I was also able to understand WHY in the world Willy Wonka was here. I saw and understood with wave upon wave of Aha! and goosebumps, that Willy Wonka represented the eerie overlord authority who I didn’t trust and didn’t feel safe with. He clearly had no business being in charge, but for some reason held absolute authority over the scene. Everything was a competition when it didn’t need to be - but Willy Wonka had made it a competition simply because he could.
Willy Wonka represented the machine, the overculture, the patriarchy, the colonized mind, the matrix, whatever you want to call it, you know in your bones what I mean. The eerie, twisted spell of modernity we are caught in, under the rule of a false authority who has no business being in charge.
I was then able to understand the reason I would become lucid in the dream. This was me waking myself up from the spell, trying to hack my way out of Willy Wonka’s dream.
This dream, my first dream, was about waking up to and out of the overculture’s spell, and reclaiming wild power from the false authority.
Just. Wake. Up.
Sound familiar?
One of my re-entry companions brought back a powerful piece of medicine for me from her journey. She shared during our debrief, “I kept thinking about guerilla warfare while I was in the dream.”
Defined as “a type of unconventional military activity where small, independent groups use irregular tactics to fight against a larger, established force” - my life has indeed been a sort of guerilla warfare. After successfully hacking myself out of the overculture’s spell and reclaiming the wild and sacred - I have used irregular tactics in small independent groups to push back against the onslaught of the twisted false authority.
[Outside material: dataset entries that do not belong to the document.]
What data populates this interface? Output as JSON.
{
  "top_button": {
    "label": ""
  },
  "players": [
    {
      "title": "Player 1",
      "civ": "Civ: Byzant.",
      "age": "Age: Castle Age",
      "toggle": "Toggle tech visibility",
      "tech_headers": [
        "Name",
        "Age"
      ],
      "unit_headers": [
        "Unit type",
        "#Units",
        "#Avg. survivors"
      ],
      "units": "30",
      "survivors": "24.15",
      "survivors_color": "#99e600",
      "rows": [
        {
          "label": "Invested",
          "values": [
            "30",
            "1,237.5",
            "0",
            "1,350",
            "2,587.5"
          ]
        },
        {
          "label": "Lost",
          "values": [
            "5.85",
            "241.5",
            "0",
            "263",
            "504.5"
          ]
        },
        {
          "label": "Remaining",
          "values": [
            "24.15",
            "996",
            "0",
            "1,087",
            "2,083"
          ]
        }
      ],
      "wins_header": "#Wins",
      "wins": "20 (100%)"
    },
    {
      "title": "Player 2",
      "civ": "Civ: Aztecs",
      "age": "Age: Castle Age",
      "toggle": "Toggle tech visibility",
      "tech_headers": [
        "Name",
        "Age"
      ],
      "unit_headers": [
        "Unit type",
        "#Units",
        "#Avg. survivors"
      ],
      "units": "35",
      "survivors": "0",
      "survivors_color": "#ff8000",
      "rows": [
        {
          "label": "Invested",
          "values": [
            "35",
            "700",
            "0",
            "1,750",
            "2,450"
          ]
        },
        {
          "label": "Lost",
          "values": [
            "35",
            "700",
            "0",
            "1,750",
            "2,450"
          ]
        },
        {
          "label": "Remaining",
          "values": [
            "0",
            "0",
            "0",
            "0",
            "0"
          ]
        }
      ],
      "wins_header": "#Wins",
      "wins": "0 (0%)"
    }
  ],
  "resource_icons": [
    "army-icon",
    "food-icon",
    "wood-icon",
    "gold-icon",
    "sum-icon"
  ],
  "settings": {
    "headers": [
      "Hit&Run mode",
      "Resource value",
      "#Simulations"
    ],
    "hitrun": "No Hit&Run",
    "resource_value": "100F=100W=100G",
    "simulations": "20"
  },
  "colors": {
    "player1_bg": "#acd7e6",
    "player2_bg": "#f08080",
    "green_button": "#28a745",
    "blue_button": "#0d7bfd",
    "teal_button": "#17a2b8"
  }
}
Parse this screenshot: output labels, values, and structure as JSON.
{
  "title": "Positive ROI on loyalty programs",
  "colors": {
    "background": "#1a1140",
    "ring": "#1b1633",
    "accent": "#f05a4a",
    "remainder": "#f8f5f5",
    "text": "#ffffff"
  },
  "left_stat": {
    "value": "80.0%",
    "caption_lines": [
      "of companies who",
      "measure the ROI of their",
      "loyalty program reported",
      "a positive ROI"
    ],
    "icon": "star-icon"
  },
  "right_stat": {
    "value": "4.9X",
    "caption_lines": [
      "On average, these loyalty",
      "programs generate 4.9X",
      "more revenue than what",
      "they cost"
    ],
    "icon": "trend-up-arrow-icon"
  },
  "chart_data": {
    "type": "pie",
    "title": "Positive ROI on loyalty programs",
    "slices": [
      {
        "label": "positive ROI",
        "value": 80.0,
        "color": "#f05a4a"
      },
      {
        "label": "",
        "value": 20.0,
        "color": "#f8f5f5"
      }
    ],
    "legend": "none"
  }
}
My classes, my teachings, my writing, my devotion to the plants, the dreams, the Earth and the sacred are all facets of my battle tactic.
Being the first dream in my life stream, it is very much still dreaming me and the weaving is still underway. Yet the original contents have held true as to the enduring threads of my life, its medicine, and my role to play in the Great Dream.
Perhaps my dream has something in it for you, too. Dreams often do, they are never meant just for the dreamer alone. They long to be shared.
Perhaps, too, my dream will inspire you to reconsider your first dream, and to draw any parallels from the threads that have woven your life. If you take the time to explore this consideration, my guess is the Earth will be quite pleased you’ve further remembered your role in her Good Dream.
What’s more - since my understanding of the scene has unfolded into an inner-standing, I can feel myself on deeper layers actually weaving the dream and sending it back to myself as a child. Dreaming, too, wakes us up to the truth of time travel. But that’s another topic for another time.
May beauty surround your dream doors!
REFERENCES
Jung, C.G. Children’s Dreams: Notes from the Seminar Given in 1936-1940 (Jung Seminars). Princeton University Press, Sept 2010.